Ruiz shook his head.

‘Did he wait here while you finished the work?’

‘No, the paint had to dry. He came back the next day, late in the afternoon.’

‘But he just walked away when he dropped if off? Did he ask you for directions or anything?’

‘No, he just walked. I figured he was going to the bus stop or something.’

‘Is there anything else you can tell us about him?’

‘I don’t think so.’

‘OK.’ Eric pulled a business card from his shirt pocket. ‘Here’s my card. If you remember anything more, call me right away, any time, day or night. Got it?’

‘So I’m not in trouble?’

‘No but we may need to take a formal statement later.’
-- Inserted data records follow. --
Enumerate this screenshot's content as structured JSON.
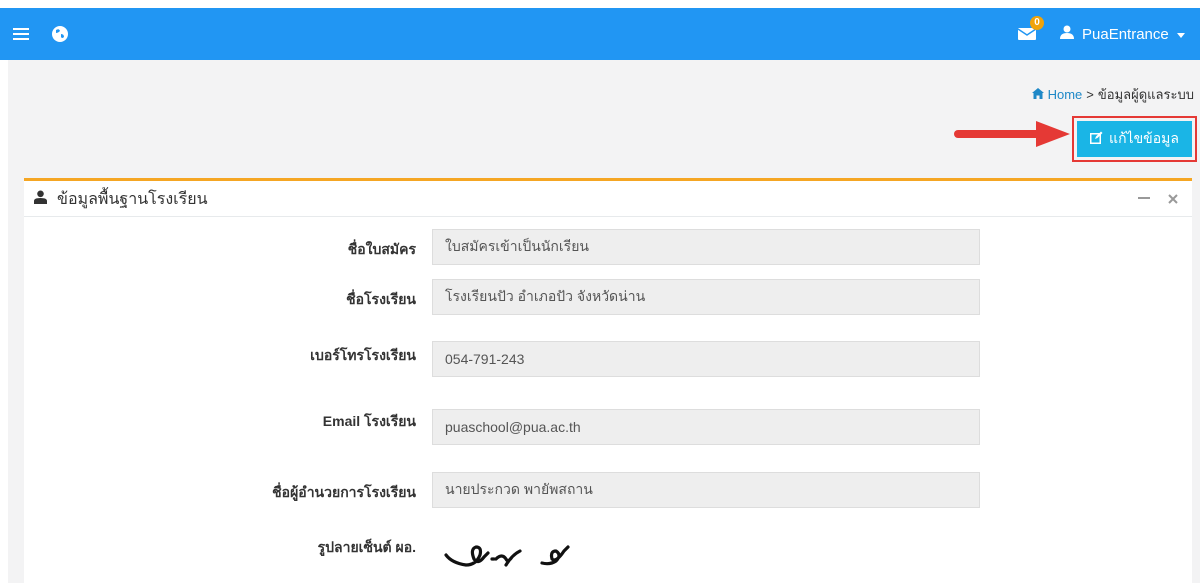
{
  "navbar": {
    "mail_badge": "0",
    "user_name": "PuaEntrance"
  },
  "breadcrumb": {
    "home": "Home",
    "separator": ">",
    "current": "ข้อมูลผู้ดูแลระบบ"
  },
  "edit_button": {
    "label": "แก้ไขข้อมูล"
  },
  "panel": {
    "title": "ข้อมูลพื้นฐานโรงเรียน",
    "fields": [
      {
        "label": "ชื่อใบสมัคร",
        "value": "ใบสมัครเข้าเป็นนักเรียน"
      },
      {
        "label": "ชื่อโรงเรียน",
        "value": "โรงเรียนปัว อำเภอปัว จังหวัดน่าน"
      },
      {
        "label": "เบอร์โทรโรงเรียน",
        "value": "054-791-243"
      },
      {
        "label": "Email โรงเรียน",
        "value": "puaschool@pua.ac.th"
      },
      {
        "label": "ชื่อผู้อำนวยการโรงเรียน",
        "value": "นายประกวด พายัพสถาน"
      }
    ],
    "signature_label": "รูปลายเซ็นต์ ผอ."
  },
  "colors": {
    "navbar": "#2196f3",
    "edit_button": "#1ab5e6",
    "highlight": "#e53935",
    "panel_border": "#f5a623"
  }
}
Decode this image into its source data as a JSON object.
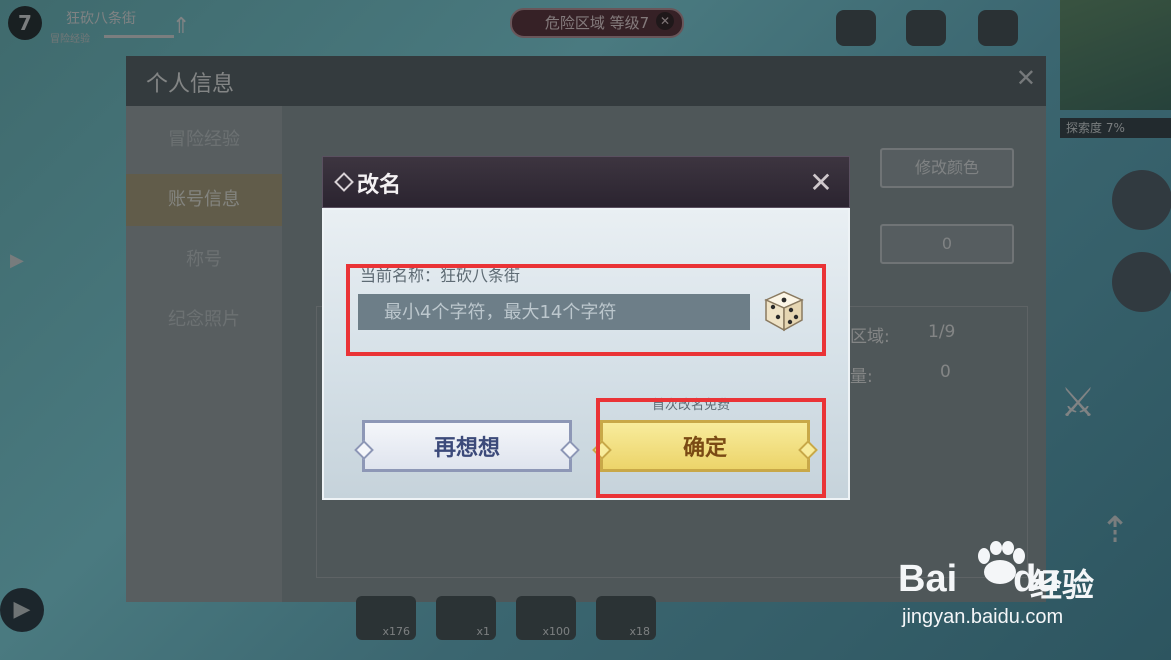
{
  "hud": {
    "level": "7",
    "player_name": "狂砍八条街",
    "exp_label": "冒险经验",
    "zone_label": "危险区域 等级7",
    "explore_label": "探索度 7%"
  },
  "panel": {
    "title": "个人信息",
    "tabs": [
      {
        "label": "冒险经验"
      },
      {
        "label": "账号信息"
      },
      {
        "label": "称号"
      },
      {
        "label": "纪念照片"
      }
    ],
    "avatar_name": "狂砍八条街",
    "change_color_label": "修改颜色",
    "likes_value": "0",
    "region_label": "区域:",
    "region_value": "1/9",
    "count_label": "量:",
    "count_value": "0"
  },
  "bottom_bar": {
    "items": [
      {
        "count": "x176"
      },
      {
        "count": "x1"
      },
      {
        "count": "x100"
      },
      {
        "count": "x18"
      }
    ]
  },
  "modal": {
    "title": "改名",
    "current_name_label": "当前名称：狂砍八条街",
    "input_placeholder": "最小4个字符，最大14个字符",
    "input_value": "",
    "free_note": "首次改名免费",
    "cancel_label": "再想想",
    "confirm_label": "确定",
    "close_icon": "close-icon",
    "random_icon": "dice-icon"
  },
  "highlight_color": "#ea3336",
  "watermark": {
    "logo": "Bai",
    "logo_du": "du",
    "cn": "经验",
    "url": "jingyan.baidu.com"
  }
}
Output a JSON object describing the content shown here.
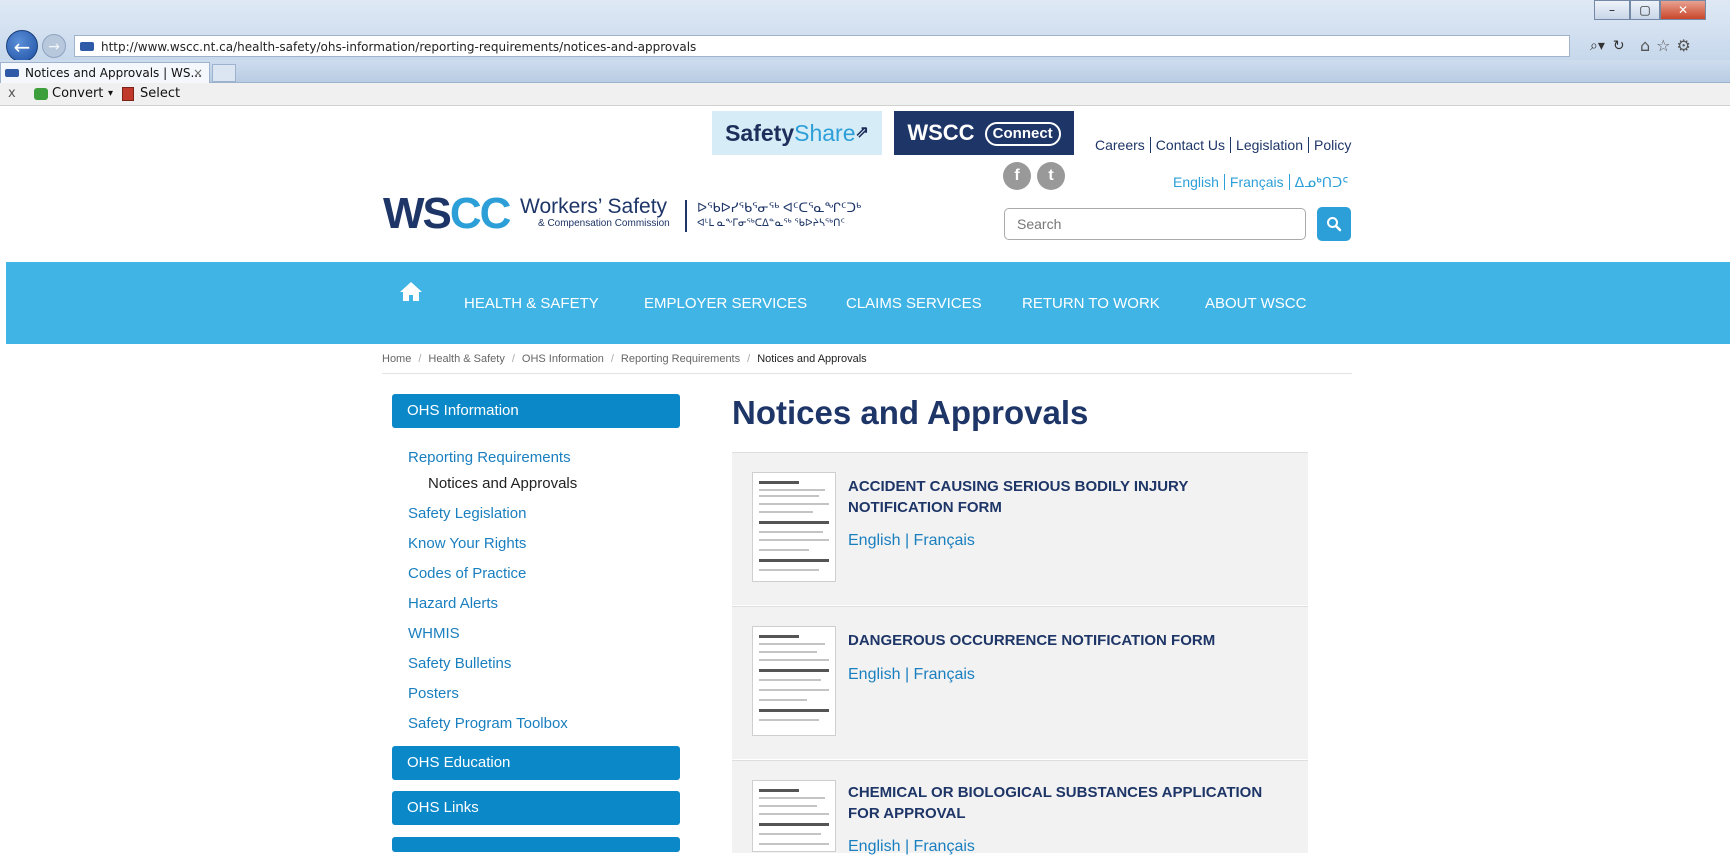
{
  "browser": {
    "url": "http://www.wscc.nt.ca/health-safety/ohs-information/reporting-requirements/notices-and-approvals",
    "tab_title": "Notices and Approvals | WS...",
    "tab_close": "×",
    "command_bar": {
      "close": "x",
      "convert_label": "Convert",
      "convert_caret": "▾",
      "select_label": "Select"
    }
  },
  "header": {
    "safetyshare_bold": "Safety",
    "safetyshare_light": "Share",
    "wscc_connect_text": "WSCC",
    "wscc_connect_pill": "Connect",
    "top_links": [
      "Careers",
      "Contact Us",
      "Legislation",
      "Policy"
    ],
    "languages": [
      "English",
      "Français",
      "ᐃᓄᒃᑎᑐᑦ"
    ],
    "social": [
      "f",
      "t"
    ],
    "search_placeholder": "Search",
    "logo": {
      "mark_ws": "WS",
      "mark_cc": "CC",
      "name": "Workers’ Safety",
      "subtitle": "& Compensation Commission",
      "syllabics_1": "ᐅᖃᐅᓯᖃᕐᓂᖅ ᐊᑦᑕᕐᓇᖏᑦᑐᒃ",
      "syllabics_2": "ᐊᒻᒪ ᓇᖕᒥᓂᖅᑕᐃᓐᓇᖅ ᖃᐅᔨᓴᖅᑎᑦ"
    }
  },
  "nav": {
    "items": [
      "HEALTH & SAFETY",
      "EMPLOYER SERVICES",
      "CLAIMS SERVICES",
      "RETURN TO WORK",
      "ABOUT WSCC"
    ]
  },
  "breadcrumb": [
    "Home",
    "Health & Safety",
    "OHS Information",
    "Reporting Requirements",
    "Notices and Approvals"
  ],
  "sidebar": {
    "section_1": "OHS Information",
    "links": [
      "Reporting Requirements",
      "Safety Legislation",
      "Know Your Rights",
      "Codes of Practice",
      "Hazard Alerts",
      "WHMIS",
      "Safety Bulletins",
      "Posters",
      "Safety Program Toolbox"
    ],
    "sub_item": "Notices and Approvals",
    "section_2": "OHS Education",
    "section_3": "OHS Links"
  },
  "main": {
    "title": "Notices and Approvals",
    "cards": [
      {
        "title": "ACCIDENT CAUSING SERIOUS BODILY INJURY NOTIFICATION FORM",
        "link_en": "English",
        "sep": "|",
        "link_fr": "Français"
      },
      {
        "title": "DANGEROUS OCCURRENCE NOTIFICATION FORM",
        "link_en": "English",
        "sep": "|",
        "link_fr": "Français"
      },
      {
        "title": "CHEMICAL OR BIOLOGICAL SUBSTANCES APPLICATION FOR APPROVAL",
        "link_en": "English",
        "sep": "|",
        "link_fr": "Français"
      }
    ]
  },
  "colors": {
    "nav_bg": "#40b4e5",
    "navy": "#1e3567",
    "link_blue": "#1a7fbf",
    "sidebar_head": "#0a88c8"
  }
}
Ruiz put the card in the back pocket of his pants. ‘And you’re not going to tell my boss?’

‘Nope.’ Scott shook his head.

It wasn’t until the agents were back in their vehicle, air-conditioner blowing, that Eric spoke. ‘We’re on to him, Houston. I can feel it.’

They drove directly to the address Ruiz had given them for Margarita, which was in a neighborhood of single-story ranch houses built in the 1940s and 1950s in the heart of the San Fernando Valley. The street they parked on was neat; dry lawns were cut short where only geranium and jade bushes held up against the heat. Margarita’s house didn’t have a car parked in the driveway but the swamp cooler on the roof suggested someone was home; its hum was audible to the agents as they walked up the front path.

The teenager who opened the door had a sullen expression. TV advertisements blared behind her.